Nell’immaginario comune, quando si pensa alla savana si pensa immediatamente all’Africa, ai leoni, ai tramonti meravigliosi e alle giraffe in lontananza.

In realtà nel mondo esistono diverse aree tropicali e subtropicali caratterizzate dalla savana, per esempio in Australia, in India, in Indocina e in Sud America, in particolar modo in Brasile.

La savana brasiliana prende il nome di Cerrado (in italiano “Chiuso” per via della folta vegetazione), e si trova al confine con Paraguay, Bolivia e la Foresta amazzonica. Si tratta della più grande savana tropicale ed è caratterizzata da una grande biodiversità di flora e fauna: comprende circa il 5% di tutte le specie del pianeta, incluse specie che non esistono in nessun’altra parte del mondo. Secondo il WWF è la savana più ricca di biodiversità al mondo.

Purtroppo il Cerrado è anche uno degli ecosistemi maggiormente a rischio in Brasile, continuamente minacciato da incendi e da effetti antropici, volte a “far spazio” ad attività agricole. Nonostante si trovi nei pressi della foresta amazzonica, il Cerrado non gode della stessa attenzione. Se si pensa che dal 2008 ad oggi si è registrato un tasso di deforestazione superiore del 50% rispetto a quello dell’Amazzonia, è semplice compredere come questo abbia potuto provocare un’inquantificabile perdita di biodiversità.

Non bisogna dimenticare che quelle terre sono abitate da popolazioni indigene che si sentono continuamente sotto attacco.

A chiunque sarà capitato di acquistare o consumare la soia, un alimento sempre più presente nelle diete alimentari, ebbene, è proprio a causa della coltivazione della soia, dell’allevamento di bovini e polli, di cui il Brasile è il più grande esportatore mondiale, che il Cerrado sta subendo da anni torture.

I produttori agricoli locali e gli allevatori, infatti, una volta acquistati i terreni del Cerrado, incendiano o abbattono gli alberi da frutto, le palme e la vegetazione per convertirli in piantagioni di semi di soia o in pascoli. La superficie di Cerrado così fin ora devastata è paragonabile alla superficie della Corea del Sud.

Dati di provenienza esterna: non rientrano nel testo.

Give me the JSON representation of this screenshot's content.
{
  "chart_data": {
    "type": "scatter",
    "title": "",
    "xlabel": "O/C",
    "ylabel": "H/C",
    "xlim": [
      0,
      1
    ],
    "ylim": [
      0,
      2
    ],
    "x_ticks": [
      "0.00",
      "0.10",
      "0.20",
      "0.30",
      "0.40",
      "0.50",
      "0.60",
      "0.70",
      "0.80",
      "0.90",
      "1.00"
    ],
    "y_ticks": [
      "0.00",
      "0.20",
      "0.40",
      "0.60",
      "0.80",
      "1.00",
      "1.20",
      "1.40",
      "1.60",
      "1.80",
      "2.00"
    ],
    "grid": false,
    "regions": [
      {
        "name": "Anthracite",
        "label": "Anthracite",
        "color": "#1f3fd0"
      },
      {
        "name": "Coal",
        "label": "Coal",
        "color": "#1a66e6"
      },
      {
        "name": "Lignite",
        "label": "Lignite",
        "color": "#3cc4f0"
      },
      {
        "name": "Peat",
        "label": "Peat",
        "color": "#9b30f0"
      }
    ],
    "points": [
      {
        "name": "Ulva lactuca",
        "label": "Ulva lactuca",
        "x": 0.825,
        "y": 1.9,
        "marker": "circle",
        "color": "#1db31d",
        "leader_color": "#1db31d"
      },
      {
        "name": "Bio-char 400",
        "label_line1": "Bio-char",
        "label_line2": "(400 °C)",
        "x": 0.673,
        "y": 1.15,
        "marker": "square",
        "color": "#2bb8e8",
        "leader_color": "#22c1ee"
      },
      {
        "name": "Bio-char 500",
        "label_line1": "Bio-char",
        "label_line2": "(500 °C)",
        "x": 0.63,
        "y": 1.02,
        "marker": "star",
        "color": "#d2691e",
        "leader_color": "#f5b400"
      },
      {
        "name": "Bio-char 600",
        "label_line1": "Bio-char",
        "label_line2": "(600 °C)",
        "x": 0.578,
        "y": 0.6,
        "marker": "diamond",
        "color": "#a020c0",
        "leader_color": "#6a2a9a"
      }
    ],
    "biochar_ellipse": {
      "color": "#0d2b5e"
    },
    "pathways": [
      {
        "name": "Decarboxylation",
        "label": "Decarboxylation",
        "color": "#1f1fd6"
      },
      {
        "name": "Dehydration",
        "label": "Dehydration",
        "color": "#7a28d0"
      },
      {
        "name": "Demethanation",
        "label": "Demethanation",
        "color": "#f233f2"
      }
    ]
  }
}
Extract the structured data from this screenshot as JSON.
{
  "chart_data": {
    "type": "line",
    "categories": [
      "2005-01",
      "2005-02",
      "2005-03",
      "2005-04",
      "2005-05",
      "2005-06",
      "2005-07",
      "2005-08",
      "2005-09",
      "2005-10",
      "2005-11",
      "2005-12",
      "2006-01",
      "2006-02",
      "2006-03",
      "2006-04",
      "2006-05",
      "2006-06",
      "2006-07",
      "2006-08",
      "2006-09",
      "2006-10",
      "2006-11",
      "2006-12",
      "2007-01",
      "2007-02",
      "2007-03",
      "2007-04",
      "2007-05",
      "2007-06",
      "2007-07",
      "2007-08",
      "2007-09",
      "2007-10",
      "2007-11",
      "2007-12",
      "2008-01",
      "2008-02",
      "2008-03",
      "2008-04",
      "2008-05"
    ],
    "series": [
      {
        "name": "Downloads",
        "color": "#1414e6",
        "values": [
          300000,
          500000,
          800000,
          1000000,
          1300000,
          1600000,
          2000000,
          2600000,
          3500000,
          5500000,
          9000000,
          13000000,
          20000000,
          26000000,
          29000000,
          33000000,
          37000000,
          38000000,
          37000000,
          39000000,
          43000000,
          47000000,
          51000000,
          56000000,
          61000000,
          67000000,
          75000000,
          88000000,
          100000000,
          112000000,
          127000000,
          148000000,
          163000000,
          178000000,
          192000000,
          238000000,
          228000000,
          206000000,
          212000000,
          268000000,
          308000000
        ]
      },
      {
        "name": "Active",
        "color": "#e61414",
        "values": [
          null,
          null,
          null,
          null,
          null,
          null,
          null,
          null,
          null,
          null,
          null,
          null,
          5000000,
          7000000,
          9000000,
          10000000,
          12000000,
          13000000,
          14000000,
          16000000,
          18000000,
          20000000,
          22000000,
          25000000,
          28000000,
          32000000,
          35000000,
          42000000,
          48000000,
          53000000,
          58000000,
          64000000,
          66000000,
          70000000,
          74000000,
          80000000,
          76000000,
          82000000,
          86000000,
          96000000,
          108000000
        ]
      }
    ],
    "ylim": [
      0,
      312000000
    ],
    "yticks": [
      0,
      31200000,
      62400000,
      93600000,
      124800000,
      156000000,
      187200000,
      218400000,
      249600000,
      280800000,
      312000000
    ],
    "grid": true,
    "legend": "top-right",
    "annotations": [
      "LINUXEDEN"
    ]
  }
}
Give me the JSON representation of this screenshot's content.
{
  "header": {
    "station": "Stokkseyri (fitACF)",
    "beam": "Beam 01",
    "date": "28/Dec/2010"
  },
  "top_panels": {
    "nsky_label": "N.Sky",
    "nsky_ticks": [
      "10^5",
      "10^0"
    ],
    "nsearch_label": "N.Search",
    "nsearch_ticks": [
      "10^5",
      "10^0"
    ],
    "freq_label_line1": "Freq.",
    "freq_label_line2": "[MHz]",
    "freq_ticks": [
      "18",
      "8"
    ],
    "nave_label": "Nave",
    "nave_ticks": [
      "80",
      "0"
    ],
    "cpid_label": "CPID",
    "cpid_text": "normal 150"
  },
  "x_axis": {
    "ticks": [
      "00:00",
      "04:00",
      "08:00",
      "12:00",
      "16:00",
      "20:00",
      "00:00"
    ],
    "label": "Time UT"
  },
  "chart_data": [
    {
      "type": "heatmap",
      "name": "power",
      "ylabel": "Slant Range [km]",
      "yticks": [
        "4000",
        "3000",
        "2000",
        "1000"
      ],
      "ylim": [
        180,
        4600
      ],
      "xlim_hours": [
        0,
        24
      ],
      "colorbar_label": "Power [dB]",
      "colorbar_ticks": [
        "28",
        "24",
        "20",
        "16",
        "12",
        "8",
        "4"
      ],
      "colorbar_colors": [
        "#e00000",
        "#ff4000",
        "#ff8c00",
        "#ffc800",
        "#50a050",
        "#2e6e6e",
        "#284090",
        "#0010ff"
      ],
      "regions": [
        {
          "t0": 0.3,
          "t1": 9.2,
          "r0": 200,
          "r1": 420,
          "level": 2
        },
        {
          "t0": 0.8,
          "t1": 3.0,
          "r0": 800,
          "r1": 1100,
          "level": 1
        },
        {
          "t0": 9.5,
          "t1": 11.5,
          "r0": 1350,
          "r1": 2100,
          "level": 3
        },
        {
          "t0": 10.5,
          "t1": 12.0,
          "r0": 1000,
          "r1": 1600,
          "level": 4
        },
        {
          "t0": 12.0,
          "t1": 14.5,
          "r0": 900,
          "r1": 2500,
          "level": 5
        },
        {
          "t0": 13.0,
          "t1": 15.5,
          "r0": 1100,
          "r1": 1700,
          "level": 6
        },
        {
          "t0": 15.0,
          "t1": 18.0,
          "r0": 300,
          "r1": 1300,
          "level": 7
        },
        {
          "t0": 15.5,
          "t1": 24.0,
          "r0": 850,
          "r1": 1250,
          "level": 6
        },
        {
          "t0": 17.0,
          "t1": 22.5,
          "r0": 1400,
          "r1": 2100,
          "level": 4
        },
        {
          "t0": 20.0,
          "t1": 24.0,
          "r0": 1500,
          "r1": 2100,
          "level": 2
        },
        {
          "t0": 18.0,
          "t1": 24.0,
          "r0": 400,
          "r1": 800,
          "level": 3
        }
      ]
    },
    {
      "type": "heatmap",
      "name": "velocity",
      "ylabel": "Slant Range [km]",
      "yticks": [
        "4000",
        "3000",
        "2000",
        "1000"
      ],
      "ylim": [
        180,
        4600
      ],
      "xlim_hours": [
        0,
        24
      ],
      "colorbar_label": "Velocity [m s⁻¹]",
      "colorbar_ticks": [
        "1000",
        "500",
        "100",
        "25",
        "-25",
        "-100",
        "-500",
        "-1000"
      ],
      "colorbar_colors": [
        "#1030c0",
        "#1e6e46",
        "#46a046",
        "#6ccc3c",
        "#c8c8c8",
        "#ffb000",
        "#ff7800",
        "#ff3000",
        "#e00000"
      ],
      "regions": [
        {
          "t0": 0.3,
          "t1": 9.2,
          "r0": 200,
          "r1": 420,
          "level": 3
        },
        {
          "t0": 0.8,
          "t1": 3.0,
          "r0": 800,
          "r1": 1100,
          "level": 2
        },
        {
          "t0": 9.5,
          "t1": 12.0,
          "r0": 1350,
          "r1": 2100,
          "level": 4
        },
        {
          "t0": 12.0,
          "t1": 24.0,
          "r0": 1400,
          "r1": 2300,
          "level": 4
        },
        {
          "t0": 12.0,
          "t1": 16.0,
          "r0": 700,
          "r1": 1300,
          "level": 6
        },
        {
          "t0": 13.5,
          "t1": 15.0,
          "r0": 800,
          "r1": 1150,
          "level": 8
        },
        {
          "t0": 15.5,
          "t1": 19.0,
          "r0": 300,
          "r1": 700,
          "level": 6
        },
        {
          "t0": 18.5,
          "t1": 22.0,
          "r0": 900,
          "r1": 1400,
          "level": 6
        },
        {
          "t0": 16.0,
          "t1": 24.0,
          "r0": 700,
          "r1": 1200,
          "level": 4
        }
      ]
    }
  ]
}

Oltre alla distruzione del più grande bioma mondiale, le conseguenze dell’azione antropica contribuiscono a distruggere le risorse idriche locali, che causano l’indebolimento delle sorgenti dei fiumi, e ricordiamo che proprio in questa regione nascono i grandi fiumi come il Rio delle Amazzoni, il Paranà-Paraguay e il São Francisco. Ed è proprio grazie ai fiumi che è possibile godere di una così ampia biodiversità.

Nonostante il governo Brasiliano dal 2015 si sia impegnato con l’Accordo di Parigi ad eliminare la deforestazione illegale dell’Amazzonia (entro il 2030), garantendo la preservazione dell’80% della vegetazione autoctona, questa regola non vale per il Cerrado, in cui l’obbligo di preservare la vegetazione autoctona è appena del 20%.

In più il governo, qualore nel Cerrado il terreno non sia ben sfruttato, può decidere di espropriarlo e concederlo a contadini più idigenti, incentivando in tal modo lo sfruttamento, favorendo l’agricoltura e l’allevamento industriale e promuovendo l’uso di fertilizzanti chimici e additivi volti allo sfruttamento più efficiente del terreno.

Le organizzazioni della società civile locale ed internazionale, si battono quotidianamente per la salvaguardia della savana brasiliana. Save Cerrado mira a promuovere azioni per il recupero e la conservazione del Cerrado, sostenendo l’estrazione sostenibile delle sue risorse a favore di un’economia collaborativa con le comunità locali. Un importante progetto è Your M2 adopted in the Brazilian Savannah cui l’organizzazione vuole coinvolgere la società civile locale ed internazionale attraverso una donazione, per adottare un metro quadrato di savana e contribuire alla conservazione del terreno.